Now I have additional questions as follows:

"Upon reject(), the following are the usecases:

if the reservation that was submitted has not yet started, the reservation object will be purged from the server."

So I take it that the reservation had gotten past the resvsub hook but is under RESV_UNCONFIRMED status. Ok, the reservation is deleted.

“If the reservation that was submitted had an alter requested, the reservation will continue to run with it’s original attributes.”
I’m a bit confused with this. An alter request? Does this mean a reservation submitted which could be in an RESV_UNCONFIRMED status or may be already running, and a pbs_ralter is done? Shouldn’t this be a separate resv_alter hook that would be deciding this rather than made as part of resv_confirm?

“If the reservation is already running, the reservation will continue to run with it’s original attributes.”
Why can’t the reject() action for resv_confirm hook just delete the reservation entirely?

There’s already one error message in the code that lists all the possible legal hook event values, and the implementation to this will just add the 3 new hook events to this existing error message. So if you need to, just repeat the same unified error message in interface 1, 2, 3.

And going over the design doc again, interface 2 about “resv_end” hook has not addressed the part below that says “hook shall be executed when there are no running jobs in the queue.”:
“Requirements :
A new reservation end hook event shall be introduced when a confirmed reservation(standing or advanced) ends successfully or there is a user request for deleting the same.
The hook shall be executed when there are no running jobs in the queue.”


#16

Updated this one.

The reservation is deleted because it’s not confirmed. You took it right.

Apologies for not making it clear. It is supposed to be something like this - “If there is a confirmed reservation which has not yet started and and an alter requested on it, the reservation will continue to stay with it’s original attributes.”

I feel there can be a seperate hook for the pbs_ralter. As per the UCR, I think there’s a requirement for confirmation hook which will take care of the confirmation of the reservation requests ex - confirmation after modification, confirmation after submission, etc.

I think I missed something here - If there is a running reservation and an alter is requested on that, the reservation will continue to run with it’s original attributes.
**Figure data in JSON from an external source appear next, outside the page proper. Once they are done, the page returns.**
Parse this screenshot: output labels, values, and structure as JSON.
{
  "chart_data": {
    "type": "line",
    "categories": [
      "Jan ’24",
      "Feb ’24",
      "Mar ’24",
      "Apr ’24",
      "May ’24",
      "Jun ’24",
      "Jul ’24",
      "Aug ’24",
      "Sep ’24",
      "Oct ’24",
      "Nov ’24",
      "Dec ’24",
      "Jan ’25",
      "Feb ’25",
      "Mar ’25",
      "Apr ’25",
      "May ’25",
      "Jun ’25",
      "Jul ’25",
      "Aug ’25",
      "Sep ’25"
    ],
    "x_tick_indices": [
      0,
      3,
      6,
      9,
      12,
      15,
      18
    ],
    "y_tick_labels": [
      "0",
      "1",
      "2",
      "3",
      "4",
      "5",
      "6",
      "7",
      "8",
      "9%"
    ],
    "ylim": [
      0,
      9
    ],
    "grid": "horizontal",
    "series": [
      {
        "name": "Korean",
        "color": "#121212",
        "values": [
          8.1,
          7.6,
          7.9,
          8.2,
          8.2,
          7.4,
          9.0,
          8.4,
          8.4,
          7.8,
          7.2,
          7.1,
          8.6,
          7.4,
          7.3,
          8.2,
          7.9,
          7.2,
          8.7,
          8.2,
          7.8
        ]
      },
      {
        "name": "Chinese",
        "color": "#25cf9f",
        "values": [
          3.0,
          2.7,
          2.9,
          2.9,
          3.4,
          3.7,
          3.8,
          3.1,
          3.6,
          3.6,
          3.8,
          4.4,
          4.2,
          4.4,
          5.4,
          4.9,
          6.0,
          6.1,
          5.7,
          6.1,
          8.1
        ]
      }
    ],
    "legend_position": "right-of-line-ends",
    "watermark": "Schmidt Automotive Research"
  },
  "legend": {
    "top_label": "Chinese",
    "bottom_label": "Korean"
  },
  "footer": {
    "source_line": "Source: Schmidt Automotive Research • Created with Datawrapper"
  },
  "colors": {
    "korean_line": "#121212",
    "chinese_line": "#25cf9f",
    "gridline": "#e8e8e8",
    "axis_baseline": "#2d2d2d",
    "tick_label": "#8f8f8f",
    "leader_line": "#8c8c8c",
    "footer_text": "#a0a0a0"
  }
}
The resv_confirm hook which will be running at this point is for the alter requested. The hook rejects the alteration of the reservation. The original reservation should not have any impact if the alter request is rejected.

I have added it considering the sequence of the interfaces and not all together. :slight_smile:

Updated it.

Thank you for all the suggestions.


#17

Hi All,

For a standing reservation, there are two ways of running a reservation end hook :

  1. Running the resv_end hook for every occurrence as the occurrence is ending.
  2. Running the resv_end hook for the last occurrence as the complete reservation is ending.

My thought is that the resv_end hook should run only for the last occurrence, as the last occurrence points to the end of the reservation. As per the use case requirements, the resv_end hook is for the reservation end or for deletion and there is no mention about the occurrence end.

Please share your thoughts.


#18

I look at the standing reservation as normal reservation that repeats itself at a definite interval.
If we look at this way I think the end of every occurrence be treated as end of a normal reservation.
So I think resv_end should run for every occurrence.


#19

Thank you varun for sharing your thoughts. I agree to what you have said. For every occurrence, I feel the whole reservation is really not ending - by this I mean the entire reservation is not unlinked from the server. The unlinking happens only at the end of the last occurrence and thus, the end of the reservation.


#20

@sujatapatnaik52,
I think the implementation is not the question here. That can be handled later.
We should focus here on the use case. How to implement can be thought of later.